Ryan Jones, business development manager, Riello UPS, outlines the key questions your customers should ask to get the best out of their UPS maintenance plan.

Last week, we highlighted the importance of looking after UPS systems to make sure they run at their best. Like any piece of electrical or IT equipment, how well you maintain a UPS has a significant impact on its reliability, performance, and eventual lifespan.

But wear and tear is inevitable. Parts will need replacing over time. And no piece of electrical equipment is infallible, so a UPS will probably break down at some point.

A newish UPS will likely be covered under warranty, indeed much of Riello UPS’s range comes with a 5 year extended warranty as standard.
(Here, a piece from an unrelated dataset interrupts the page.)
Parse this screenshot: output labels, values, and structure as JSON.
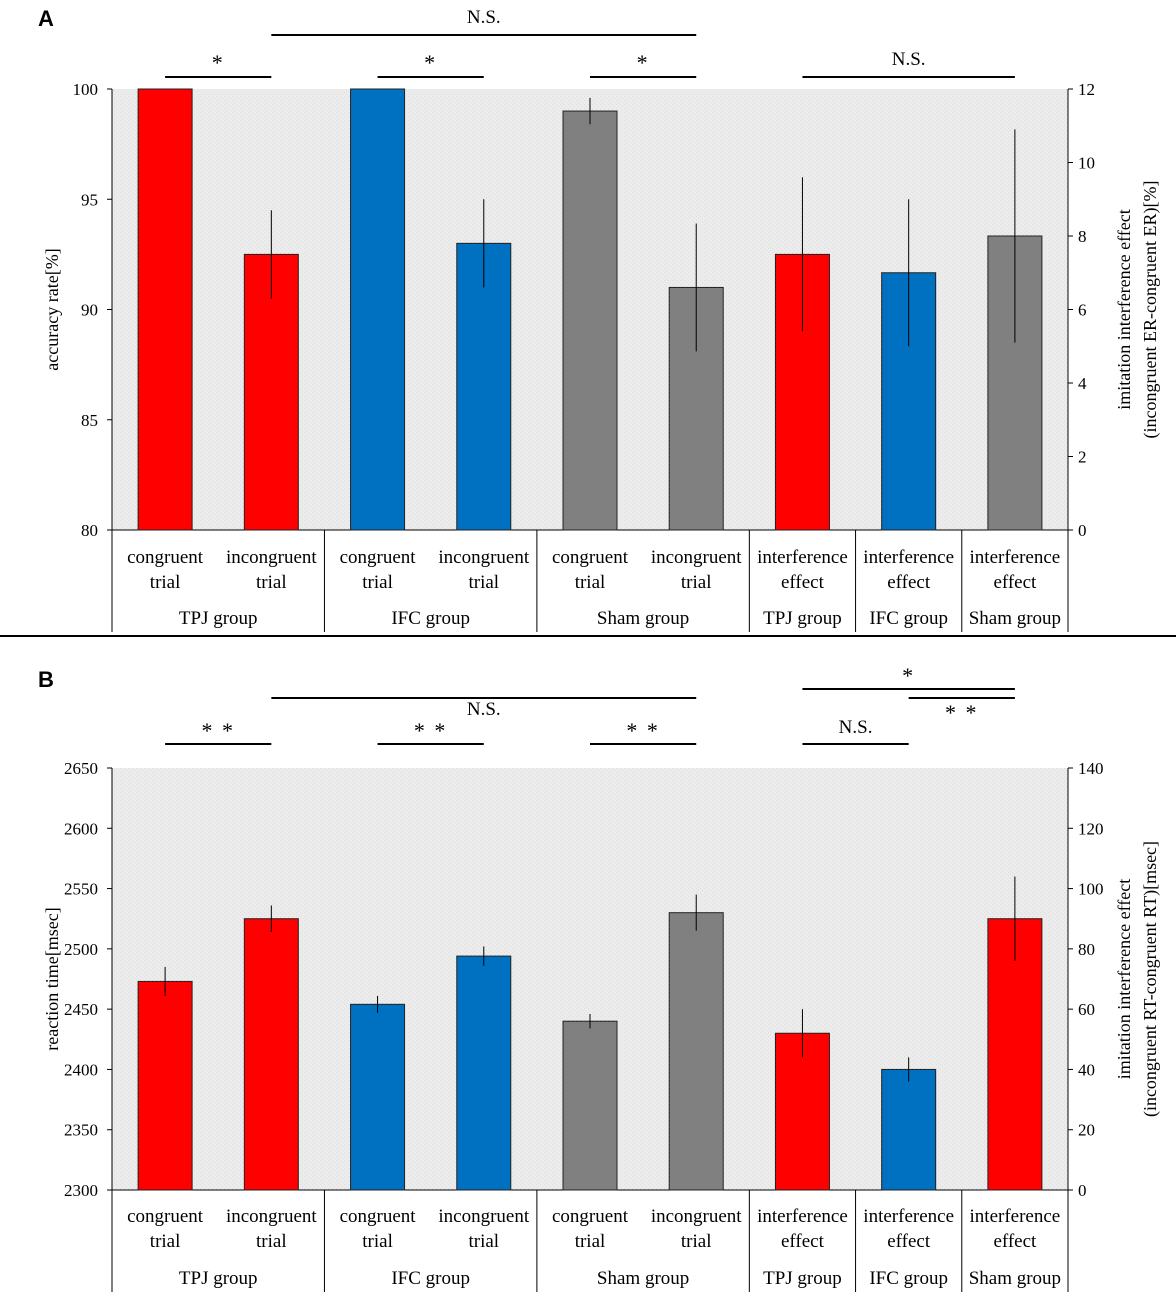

But a warranty does only offer a ‘best endeavour’ response if something goes wrong, it’s not a guarantee of a speedy solution.

That’s why many customers, particularly in mission-critical facilities, will opt for the safeguard of an ongoing maintenance plan spelling out in black and white the emergency response time for engineers to attend site when there’s a fault. Contracts also set out whether or not parts and labour are included, and they’ll also contain provision for at least one Preventive Maintenance Visit (PMV) a year.

However, not all UPS maintenance contracts are created equally. Too many are riddled with get-out clauses, caveats, and confusing terms and conditions.

Due diligence

So it’s important you advise your customers to do their due diligence before signing on the dotted line. You should never be afraid to ask a prospective provider some challenging questions. Do their service level agreements stack up or are they more ‘style over substance’?

The first question is probably the most important: how quickly will you respond to an emergency? Most UPS maintenance companies will claim to offer 24/7 coverage with emergency response times ranging from 12 working hours down to 4 clock hours, depending on the needs of the customer.

But what does a ‘response’ actually mean? Is it a fully trained engineer onsite and fixing your faulty UPS? Or is it a phone call with tech support? Or worse, is it simply an automated response message acknowledging that you’ve reported the fault?

Sometimes even a speedy response doesn’t guarantee a quick fix. So the next question should focus on whether your maintenance provider has immediate access to spare parts, and if so, where are they held. It’s no help to you if the necessary components aren’t in stock, or if they are, they’re hundreds of miles away.

Riello UPS takes a different approach to most manufacturers. We have the biggest stockholding of UPS and spares in the UK. But we don’t just store this multi-million pound stockholding at our North Wales headquarters, it’s spread in several strategically located hubs across the country, enabling us to deliver spares or replacement UPSs within a few hours of an issue being reported.

While you’re focusing on spares, establish what is and isn’t covered under your maintenance contract. Consumables like batteries and capacitors tend to come at an added cost, but for parts such as fans, it’ll come down to the particular provider.

Avoiding downtime

Competence is key when it comes down to servicing your UPS too, so ask about the provider’s engineers. You need to trust that they are 100 per cent up to the task.

You don’t necessarily need to go straight to the UPS manufacturer for maintenance. But you do need to be sure that any engineer is fully trained and certified to work on the particular model.

General maintenance or electrical engineers are unlikely to have sufficient product-specific knowledge, and don’t ever forget that human error is the biggest cause of equipment downtime!

Up to the job

Riello UPS has run a long-standing Certified Engineer training programme covering not just our in-house team but personnel from authorised service partners.

Successful engineers must complete rigorous training on commissioning, maintaining, and servicing UPS, as well as undergo regular re-assessment to retain their approved status. That way you can be reassured that they’re up to the job.

Asking these key questions and getting clarity regarding response times, spare parts, and engineer competence will go a long way to ensuring your customers make an informed decision about who is best placed to maintain their vital UPS systems.